Now months go by. It all seems to be dying down. You start to feel safe again. And then someone comes knocking on your door. But it’s not some faceless copper in uniform this time. This time it’s the widow herself. The brave, pregnant heroine of the day. Asking you if you saw anything on the day her hero husband was shot. What might you be tempted to do then?’
Janine slowly began to smile. ‘Confess.’
Hillary got slowly to her feet. ‘Do a few houses at a time. Concentrate on the old or those living alone. Wear something that shows off that bump. Hell, Janine, you know what signs to look for as well as I do.’

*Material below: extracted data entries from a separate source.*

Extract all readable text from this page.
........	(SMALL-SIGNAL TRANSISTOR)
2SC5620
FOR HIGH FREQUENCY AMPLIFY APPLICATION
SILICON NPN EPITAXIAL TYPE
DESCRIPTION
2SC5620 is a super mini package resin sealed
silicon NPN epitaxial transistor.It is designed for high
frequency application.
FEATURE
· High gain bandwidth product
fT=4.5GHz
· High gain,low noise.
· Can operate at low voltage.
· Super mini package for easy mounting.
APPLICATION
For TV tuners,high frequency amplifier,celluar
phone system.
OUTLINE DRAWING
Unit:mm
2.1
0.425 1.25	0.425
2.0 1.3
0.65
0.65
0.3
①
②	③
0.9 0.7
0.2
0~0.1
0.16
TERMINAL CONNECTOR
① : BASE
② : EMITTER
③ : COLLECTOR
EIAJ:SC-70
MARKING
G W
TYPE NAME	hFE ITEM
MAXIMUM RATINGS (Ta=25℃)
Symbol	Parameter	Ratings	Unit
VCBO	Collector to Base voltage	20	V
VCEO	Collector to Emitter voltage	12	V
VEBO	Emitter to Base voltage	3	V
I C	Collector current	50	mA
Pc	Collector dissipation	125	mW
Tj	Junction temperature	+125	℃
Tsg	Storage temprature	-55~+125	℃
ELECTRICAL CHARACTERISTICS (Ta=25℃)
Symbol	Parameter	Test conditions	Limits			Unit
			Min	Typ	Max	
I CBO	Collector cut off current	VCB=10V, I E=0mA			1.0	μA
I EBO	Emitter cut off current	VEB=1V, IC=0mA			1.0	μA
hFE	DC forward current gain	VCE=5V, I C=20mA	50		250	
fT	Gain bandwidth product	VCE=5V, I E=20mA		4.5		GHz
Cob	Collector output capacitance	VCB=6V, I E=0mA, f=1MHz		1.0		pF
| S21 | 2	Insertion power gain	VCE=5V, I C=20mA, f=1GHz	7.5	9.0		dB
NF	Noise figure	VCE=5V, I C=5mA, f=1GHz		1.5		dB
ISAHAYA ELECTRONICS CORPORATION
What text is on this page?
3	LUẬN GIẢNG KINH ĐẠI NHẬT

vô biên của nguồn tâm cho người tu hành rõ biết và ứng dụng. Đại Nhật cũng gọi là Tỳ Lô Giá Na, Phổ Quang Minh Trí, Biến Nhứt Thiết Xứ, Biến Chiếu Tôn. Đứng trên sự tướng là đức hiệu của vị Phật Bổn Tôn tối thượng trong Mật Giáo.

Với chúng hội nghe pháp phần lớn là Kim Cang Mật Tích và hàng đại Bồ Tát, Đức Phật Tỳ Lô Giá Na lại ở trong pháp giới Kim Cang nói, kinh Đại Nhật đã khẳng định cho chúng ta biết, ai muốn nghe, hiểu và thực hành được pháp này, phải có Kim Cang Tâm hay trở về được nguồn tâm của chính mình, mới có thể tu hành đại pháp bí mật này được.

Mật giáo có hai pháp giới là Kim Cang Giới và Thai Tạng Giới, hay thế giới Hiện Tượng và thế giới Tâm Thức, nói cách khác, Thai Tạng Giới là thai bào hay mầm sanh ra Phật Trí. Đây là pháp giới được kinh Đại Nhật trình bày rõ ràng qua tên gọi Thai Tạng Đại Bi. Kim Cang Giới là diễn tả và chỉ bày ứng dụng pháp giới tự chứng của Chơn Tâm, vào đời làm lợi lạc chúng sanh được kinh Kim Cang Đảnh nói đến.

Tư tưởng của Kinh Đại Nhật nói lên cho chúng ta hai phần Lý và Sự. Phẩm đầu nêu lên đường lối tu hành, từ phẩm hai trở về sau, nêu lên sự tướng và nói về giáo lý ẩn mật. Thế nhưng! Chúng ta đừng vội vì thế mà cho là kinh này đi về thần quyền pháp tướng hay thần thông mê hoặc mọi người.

Janine’s smile widened. ‘I’ll do it. Thanks, boss.’
And Hillary, feeling about as low as a worm’s belly, watched her go off on her wild goose chase, and sighed heavily.
* * *
Whilst Hillary Greene watched her one-time sergeant set off on her mission, Clive Myers crossed the border into Wales.
The ex-soldier had set off at 3:30 that morning, a time which his stint in the army had told him was the optimum time for catching people unawares. He’d found it easy to give his watchers the slip, and then he’d walked for two miles out of Thame to a deserted country barn where he’d stashed a dented old van, days before shooting and killing Superintendent Philip Mallow.
It had only taken him a few hours to service the van and give the batteries a bit of a charge before taking it on the road. He doubted the coppers back at his house were even aware that he’d gone yet, and wouldn’t be for some time, especially with his usual car still parked harmlessly in front of the house.
Nevertheless, he’d kept off the motorways and taken the winding, scenic route into Wales.
It was such forward planning that had earned him the praise of his instructors and superior officers in the army. And it was that mentality that had enabled him to get so many things in place beforehand, ready for the time when they’d be needed.
Before even getting into his disguised van to set out for police HQ on the day Mel Mallow died, for instance, he’d planted tiny bugs on the vehicles of all those closest to the trio of animals who’d raped his daughter. Including the best friend of his daughter’s rapist, John Dix. Knowing a man who could kit him out with all the latest gear was another huge help, and along with practising his marksmanship, he’d also been updating himself with everything that modern technology had to offer.